The next squarish door had irregular black smudges along two adjoined edges. Trevor ran a finger over the smudge, which erased but deposited itself on the tip of his glove. Carbon. Probably from an interior fire that had tried to lick around the door seal. The buttons on that entry refused to work and Trevor’s attempts to budge it were futile. His movements were hurried and annoyed as he drifted toward the next door.

This opened onto what seemed to be a private room of some sort. However, just beyond the doorway, the ceiling and floor pinched closer to each other, so that an individual entering the room had less than one and a half meters of vertical space in which to operate. An apparent sleeping nook that sheltered a pair of berths that looked like a mix of mechanical cocoon and fluffy sleeping bag stood out from the far wall. Other objects—furniture and implements, Caine guessed—seemed to be secured for zero-gee.

The structure and trappings of the fourth and final room were almost identical to the previous one. But here, there were telltale signs of use.
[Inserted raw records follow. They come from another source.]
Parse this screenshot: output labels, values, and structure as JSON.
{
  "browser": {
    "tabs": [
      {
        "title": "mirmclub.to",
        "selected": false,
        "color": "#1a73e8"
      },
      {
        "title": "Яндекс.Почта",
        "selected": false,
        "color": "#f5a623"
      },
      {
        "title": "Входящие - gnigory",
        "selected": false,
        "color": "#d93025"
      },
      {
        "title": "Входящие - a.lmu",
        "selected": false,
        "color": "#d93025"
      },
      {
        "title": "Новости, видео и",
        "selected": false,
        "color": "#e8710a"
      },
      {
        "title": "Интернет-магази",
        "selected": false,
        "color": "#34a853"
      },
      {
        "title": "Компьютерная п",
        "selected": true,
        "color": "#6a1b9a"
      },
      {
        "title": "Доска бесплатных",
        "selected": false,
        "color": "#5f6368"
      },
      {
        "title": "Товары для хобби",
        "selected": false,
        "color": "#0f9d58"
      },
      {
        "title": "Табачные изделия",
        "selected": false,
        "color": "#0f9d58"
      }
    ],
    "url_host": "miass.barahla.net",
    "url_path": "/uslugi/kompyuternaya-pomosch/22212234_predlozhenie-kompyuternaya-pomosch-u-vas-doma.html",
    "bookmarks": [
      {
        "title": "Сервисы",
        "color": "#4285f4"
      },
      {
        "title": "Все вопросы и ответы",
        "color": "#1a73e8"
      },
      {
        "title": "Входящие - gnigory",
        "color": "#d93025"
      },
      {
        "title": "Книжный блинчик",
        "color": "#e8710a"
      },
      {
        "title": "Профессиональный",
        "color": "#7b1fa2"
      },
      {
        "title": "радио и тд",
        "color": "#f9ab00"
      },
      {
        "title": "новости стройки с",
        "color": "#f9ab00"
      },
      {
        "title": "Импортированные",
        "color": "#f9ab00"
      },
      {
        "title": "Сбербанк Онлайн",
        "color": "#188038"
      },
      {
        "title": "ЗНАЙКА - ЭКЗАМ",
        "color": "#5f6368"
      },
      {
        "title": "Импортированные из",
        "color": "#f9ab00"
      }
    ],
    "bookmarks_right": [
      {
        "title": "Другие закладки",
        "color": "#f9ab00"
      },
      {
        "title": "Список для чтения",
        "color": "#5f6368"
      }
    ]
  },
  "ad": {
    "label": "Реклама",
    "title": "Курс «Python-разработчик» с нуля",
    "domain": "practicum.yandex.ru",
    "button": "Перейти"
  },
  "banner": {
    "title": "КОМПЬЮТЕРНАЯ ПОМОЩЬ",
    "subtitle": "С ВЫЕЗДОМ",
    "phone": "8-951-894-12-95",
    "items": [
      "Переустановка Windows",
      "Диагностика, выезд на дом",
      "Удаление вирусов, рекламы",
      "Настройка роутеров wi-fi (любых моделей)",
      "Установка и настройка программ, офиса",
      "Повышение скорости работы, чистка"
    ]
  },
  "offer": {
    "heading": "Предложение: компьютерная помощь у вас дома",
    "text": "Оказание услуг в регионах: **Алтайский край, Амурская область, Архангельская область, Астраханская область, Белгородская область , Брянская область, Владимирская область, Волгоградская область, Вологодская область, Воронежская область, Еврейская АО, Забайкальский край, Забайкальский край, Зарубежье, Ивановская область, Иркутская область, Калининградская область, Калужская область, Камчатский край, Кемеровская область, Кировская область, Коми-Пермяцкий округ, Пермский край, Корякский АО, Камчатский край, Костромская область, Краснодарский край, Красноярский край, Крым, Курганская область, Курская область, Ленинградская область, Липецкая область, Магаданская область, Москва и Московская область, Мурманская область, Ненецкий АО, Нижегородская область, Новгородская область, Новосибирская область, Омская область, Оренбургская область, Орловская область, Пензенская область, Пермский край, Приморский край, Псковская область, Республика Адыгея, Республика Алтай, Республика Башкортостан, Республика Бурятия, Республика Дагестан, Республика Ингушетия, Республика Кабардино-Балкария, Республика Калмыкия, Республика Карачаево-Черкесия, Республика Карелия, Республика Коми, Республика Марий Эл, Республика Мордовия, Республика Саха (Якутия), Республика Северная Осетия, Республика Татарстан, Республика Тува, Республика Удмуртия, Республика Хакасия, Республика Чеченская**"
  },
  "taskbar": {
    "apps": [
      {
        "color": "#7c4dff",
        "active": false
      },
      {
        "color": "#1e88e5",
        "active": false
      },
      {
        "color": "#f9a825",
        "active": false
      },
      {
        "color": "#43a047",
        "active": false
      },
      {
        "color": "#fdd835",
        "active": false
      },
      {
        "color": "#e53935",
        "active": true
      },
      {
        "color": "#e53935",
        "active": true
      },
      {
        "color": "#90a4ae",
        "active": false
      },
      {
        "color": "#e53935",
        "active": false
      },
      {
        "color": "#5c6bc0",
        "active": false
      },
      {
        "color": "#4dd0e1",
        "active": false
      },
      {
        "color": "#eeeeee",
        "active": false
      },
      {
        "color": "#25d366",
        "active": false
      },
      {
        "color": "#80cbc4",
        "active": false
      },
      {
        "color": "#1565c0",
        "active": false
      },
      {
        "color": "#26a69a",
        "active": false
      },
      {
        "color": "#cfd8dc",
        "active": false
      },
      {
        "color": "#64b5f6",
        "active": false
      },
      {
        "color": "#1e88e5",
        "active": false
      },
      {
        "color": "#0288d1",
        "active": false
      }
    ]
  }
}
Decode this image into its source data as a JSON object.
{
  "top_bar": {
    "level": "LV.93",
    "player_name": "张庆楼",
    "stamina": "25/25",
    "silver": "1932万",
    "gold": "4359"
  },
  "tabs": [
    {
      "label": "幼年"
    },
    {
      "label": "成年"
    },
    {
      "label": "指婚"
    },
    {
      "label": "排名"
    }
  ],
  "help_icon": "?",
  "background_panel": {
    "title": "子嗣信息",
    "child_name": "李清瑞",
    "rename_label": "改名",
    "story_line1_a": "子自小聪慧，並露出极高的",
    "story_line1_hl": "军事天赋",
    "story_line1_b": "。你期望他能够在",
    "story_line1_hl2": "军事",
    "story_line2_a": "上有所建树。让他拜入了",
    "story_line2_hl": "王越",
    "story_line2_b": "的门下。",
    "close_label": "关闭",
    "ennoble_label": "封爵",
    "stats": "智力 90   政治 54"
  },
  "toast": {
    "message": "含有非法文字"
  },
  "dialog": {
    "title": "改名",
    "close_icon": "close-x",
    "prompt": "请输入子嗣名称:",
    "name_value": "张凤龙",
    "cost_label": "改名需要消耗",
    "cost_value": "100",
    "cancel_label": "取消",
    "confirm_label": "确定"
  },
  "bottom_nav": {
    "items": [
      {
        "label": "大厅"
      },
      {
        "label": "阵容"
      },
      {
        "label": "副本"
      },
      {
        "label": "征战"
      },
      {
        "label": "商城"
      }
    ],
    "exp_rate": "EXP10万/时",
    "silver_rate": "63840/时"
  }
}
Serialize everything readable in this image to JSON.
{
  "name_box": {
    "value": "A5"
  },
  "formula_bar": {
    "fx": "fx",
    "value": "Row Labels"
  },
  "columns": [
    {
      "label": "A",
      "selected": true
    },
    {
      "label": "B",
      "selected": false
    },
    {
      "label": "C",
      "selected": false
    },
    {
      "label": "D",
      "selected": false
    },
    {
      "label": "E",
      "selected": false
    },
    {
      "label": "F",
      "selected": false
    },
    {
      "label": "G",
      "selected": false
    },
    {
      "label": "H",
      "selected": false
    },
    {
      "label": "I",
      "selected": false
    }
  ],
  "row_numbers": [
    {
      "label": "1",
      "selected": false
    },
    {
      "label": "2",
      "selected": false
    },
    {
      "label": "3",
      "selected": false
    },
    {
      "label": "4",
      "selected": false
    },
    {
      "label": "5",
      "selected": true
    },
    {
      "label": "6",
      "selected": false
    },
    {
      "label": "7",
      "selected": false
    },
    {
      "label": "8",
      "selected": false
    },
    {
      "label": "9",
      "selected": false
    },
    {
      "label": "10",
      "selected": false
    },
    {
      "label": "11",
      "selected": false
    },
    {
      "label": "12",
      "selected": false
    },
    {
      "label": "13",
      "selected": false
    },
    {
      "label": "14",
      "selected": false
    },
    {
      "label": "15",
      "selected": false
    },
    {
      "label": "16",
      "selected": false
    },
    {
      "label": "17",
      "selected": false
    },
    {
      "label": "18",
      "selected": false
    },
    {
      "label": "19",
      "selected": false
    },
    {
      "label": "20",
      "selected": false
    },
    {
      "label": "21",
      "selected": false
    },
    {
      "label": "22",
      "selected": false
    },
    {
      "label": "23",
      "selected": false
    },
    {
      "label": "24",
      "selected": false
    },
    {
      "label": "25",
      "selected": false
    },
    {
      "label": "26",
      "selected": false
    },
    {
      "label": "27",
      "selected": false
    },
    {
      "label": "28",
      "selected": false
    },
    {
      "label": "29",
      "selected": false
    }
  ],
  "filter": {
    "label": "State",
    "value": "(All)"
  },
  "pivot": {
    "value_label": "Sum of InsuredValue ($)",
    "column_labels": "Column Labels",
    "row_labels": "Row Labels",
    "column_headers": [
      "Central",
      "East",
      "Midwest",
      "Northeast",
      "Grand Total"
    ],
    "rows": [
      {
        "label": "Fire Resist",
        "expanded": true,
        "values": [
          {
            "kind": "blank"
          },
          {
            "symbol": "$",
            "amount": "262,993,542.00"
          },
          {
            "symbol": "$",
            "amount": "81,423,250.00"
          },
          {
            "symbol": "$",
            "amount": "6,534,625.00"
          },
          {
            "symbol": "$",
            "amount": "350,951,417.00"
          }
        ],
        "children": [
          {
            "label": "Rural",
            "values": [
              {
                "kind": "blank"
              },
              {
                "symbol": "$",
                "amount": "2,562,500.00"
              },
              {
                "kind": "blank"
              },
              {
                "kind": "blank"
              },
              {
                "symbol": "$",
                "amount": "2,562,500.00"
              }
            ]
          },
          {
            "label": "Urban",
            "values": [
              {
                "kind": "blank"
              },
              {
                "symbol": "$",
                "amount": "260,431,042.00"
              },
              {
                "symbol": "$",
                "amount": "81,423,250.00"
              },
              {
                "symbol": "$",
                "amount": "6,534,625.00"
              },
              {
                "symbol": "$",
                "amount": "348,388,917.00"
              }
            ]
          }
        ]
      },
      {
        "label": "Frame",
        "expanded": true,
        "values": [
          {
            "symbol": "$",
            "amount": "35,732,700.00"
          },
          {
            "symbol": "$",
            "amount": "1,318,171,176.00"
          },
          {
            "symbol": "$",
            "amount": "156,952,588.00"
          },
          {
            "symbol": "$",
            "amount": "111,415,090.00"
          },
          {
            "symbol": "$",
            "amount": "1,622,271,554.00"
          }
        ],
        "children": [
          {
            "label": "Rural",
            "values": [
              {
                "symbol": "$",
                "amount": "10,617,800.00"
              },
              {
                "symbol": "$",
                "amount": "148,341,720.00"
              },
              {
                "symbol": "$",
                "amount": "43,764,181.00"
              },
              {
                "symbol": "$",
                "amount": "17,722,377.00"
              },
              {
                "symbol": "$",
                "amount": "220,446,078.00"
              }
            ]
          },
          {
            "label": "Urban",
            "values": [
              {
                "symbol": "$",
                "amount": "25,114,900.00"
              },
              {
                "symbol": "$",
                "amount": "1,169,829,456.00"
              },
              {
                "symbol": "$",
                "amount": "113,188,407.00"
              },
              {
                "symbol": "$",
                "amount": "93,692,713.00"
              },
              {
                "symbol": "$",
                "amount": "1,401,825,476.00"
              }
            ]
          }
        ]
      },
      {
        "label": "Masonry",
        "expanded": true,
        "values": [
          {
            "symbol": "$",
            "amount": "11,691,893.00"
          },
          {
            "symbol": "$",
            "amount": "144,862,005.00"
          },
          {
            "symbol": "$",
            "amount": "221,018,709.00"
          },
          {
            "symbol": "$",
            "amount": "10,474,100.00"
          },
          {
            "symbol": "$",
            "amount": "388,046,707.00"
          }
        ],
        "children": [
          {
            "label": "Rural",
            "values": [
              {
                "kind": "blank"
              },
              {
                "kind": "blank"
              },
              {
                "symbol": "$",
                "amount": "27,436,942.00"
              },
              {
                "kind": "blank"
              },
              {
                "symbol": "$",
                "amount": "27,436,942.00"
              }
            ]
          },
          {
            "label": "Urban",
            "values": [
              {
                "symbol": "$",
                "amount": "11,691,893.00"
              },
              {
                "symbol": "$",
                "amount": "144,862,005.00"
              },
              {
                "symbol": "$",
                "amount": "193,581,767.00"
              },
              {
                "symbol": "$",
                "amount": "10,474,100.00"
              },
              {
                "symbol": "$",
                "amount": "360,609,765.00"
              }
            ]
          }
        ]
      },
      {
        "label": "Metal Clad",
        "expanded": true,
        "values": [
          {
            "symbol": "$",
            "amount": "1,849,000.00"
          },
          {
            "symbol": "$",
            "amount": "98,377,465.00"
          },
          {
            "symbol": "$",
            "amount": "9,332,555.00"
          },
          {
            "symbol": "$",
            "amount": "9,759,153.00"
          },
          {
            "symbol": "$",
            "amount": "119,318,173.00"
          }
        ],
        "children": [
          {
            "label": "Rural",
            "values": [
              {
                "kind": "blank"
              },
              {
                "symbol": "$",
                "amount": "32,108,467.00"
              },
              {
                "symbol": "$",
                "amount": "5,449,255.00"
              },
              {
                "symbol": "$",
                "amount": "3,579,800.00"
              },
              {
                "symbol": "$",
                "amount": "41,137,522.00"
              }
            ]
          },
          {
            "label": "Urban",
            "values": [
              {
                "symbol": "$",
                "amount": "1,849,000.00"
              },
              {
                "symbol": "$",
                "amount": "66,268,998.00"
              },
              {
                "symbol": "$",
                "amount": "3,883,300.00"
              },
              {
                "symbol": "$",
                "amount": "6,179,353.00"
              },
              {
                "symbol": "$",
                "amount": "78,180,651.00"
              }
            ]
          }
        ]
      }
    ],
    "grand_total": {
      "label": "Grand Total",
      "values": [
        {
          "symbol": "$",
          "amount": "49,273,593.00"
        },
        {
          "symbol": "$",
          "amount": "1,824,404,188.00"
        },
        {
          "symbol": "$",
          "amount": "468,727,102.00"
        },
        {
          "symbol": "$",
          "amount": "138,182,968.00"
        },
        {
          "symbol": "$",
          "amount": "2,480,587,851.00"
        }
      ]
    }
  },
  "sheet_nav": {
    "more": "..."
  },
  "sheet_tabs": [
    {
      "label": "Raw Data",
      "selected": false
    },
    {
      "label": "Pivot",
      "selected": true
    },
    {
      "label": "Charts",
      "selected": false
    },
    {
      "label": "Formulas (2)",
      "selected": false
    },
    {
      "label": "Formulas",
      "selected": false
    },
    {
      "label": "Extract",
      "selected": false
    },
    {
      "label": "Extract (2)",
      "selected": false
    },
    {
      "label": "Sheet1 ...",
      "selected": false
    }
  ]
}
A large object, akin to a narrow-necked inkwell with four radially symmetric depressions, had drifted into a corner of the room and floated there, unsecured. One cocoon-sleeping bag was neither fully open or closed, its lid hanging at an angle.

“This doesn’t look like any warship I’ve ever seen,” muttered Trevor as they moved back to the doorway.

Caine nodded. For a small craft, the design was too—well, indulgent: spacious sleeping compartments, sophisticated long-duration life-support recycling facilities, a comparatively roomy corridor, and of course, the tremendous fuel tankage capacity amidships. “No, I’d guess it was a recon vessel or a command nexus for drones on long-duration duty.”

“Recon,” Trevor asserted. “Otherwise, some of the drones which pranged the cutter should have gone offline when Hazawa knocked this hull out of action. Unfortunately, that doesn’t answer the most important question: how many crew were on board for the battle?”

“More important still, how many are left alive?”

Trevor shrugged. “No way to know that, but it has enough accommodations for four—which doesn’t make sense. Two crewpersons are enough to handle any of the missions this ship might undertake.”

“Military missions, yes. But what about paramilitary or civilian missions?”

“I don’t follow you.”

“What if your first comment was correct, that this ship wasn’t designed to be a military ship at all?”